Obtain a sample of reservoir rock, heat it up, add pressure, and then take a real close look at the drop of oil that comes out to find its unique “fingerprint.”
At a high level, this is the emerging extraction and geochemistry process that more than two dozen tight-oil producers have recently adopted to solve one of the shale sector’s biggest mysteries: how does oil flow through the rock matrix and into a hydraulically fractured horizontal well?
In a stacked formation, that question branches off into a few more: how much do neighboring horizontal wells communicate, which zones are co-producing the most, and how do these factors change over time?
“The ground truth comes when you collect rock, and know exactly what depth that rock comes from, and then extract hydrocarbons from that rock to know the fingerprint of that depth,” said Faye Liu, the founder and chief executive of geochemistry startup RevoChem.

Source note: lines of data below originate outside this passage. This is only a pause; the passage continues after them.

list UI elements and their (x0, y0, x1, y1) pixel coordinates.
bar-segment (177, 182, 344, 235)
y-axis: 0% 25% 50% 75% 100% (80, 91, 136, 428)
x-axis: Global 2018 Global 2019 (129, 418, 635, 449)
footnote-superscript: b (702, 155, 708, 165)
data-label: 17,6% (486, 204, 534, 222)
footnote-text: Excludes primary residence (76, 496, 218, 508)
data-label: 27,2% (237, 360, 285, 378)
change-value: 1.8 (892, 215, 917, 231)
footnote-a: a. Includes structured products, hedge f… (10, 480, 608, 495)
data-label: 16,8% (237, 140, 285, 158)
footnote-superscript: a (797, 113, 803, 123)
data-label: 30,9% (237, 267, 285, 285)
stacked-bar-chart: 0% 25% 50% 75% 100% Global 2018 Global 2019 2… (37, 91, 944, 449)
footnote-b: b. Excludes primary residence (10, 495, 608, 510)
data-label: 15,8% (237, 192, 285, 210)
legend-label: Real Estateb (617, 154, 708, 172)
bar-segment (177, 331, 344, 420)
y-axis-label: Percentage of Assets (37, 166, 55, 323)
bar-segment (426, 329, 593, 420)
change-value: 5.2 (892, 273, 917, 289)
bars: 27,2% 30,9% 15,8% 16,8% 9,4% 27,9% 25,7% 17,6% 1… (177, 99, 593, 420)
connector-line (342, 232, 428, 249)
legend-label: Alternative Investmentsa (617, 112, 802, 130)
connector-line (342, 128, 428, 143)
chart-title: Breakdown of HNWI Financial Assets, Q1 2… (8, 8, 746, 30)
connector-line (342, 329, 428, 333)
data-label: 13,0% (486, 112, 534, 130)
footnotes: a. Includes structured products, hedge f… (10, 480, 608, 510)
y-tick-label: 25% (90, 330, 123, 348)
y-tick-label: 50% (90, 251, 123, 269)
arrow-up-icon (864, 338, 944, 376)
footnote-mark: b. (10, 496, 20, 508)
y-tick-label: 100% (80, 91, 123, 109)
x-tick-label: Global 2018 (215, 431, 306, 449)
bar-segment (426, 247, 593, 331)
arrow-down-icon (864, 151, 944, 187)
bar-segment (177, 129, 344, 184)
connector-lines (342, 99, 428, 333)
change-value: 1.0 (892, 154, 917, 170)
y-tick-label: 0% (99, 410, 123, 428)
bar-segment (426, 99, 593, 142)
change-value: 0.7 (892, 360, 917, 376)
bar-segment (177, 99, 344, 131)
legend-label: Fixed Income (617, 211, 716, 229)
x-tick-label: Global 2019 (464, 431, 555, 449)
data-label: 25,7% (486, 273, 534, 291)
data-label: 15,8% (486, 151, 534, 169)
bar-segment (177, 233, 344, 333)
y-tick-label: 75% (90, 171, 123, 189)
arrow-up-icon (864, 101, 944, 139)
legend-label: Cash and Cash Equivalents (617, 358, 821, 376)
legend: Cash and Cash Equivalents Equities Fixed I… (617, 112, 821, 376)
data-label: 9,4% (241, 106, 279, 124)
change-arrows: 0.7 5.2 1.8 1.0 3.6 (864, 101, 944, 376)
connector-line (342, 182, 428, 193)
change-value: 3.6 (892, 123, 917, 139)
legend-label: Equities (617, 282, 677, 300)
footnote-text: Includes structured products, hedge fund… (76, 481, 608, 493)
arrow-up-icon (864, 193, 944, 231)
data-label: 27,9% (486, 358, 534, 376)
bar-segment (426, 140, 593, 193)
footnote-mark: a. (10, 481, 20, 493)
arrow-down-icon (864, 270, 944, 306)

Founded last year, the Houston-based firm has so far identified a geochemical fingerprint in more than 5,000 reservoir rocks and produced oil samples from more than 300 wells in nine different shale plays in North America and the Vaca Muerta Shale in Argentina.
Every new sample sheds a bit more light on the complex flow patterns of unconventional reservoirs. Among RevoChem’s findings is that pad wells placed in different benches of a tight reservoir stand a high chance of experiencing some level of cross-well communication (Fig. 1).
“All of your oil is a mixture coming from multiple zones,” explained Liu who was formerly a geochemist with Conoco Phillips. She noted that despite how they appear in modeling software, the evidence from geochemical fingerprinting shows that hydraulic fractures often extend out of their target zone and into other oil-rich layers of rock. “Essentially, every operator is experiencing the same•process.”
A primary goal for adopters of the technology is to describe that vertical drainage in detail—and how the profile changes over time. “In a stacked development, every subsurface professional must be engaged with that understanding,” said Toby Deen, a senior engineer with private Permian oil and gas company Felix Energy, which started conducting time-lapse fingerprinting earlier this year.
In addition to vertical production allocation, operators are using geochemical fingerprinting to overcome the difficulty that other diagnostics have had in assessing the related parameter of fracture height. If wells are believed to have a fracture height somewhere in the range of 400–600 ft, then using wider distances between vertically separated wells to avoid interference is justified.
However, if the geochemistry shows that only 5–10% of the cross-well production is from the extreme tips of such a fracture network, then wider spacing may not be optimal (Fig. 2). What would make future spacing decisions easier is if an operator could prove that a majority of production is coming from an area just 200–300 ft away from the wellbore. “That means there is a lot of infill potential,” said Liu.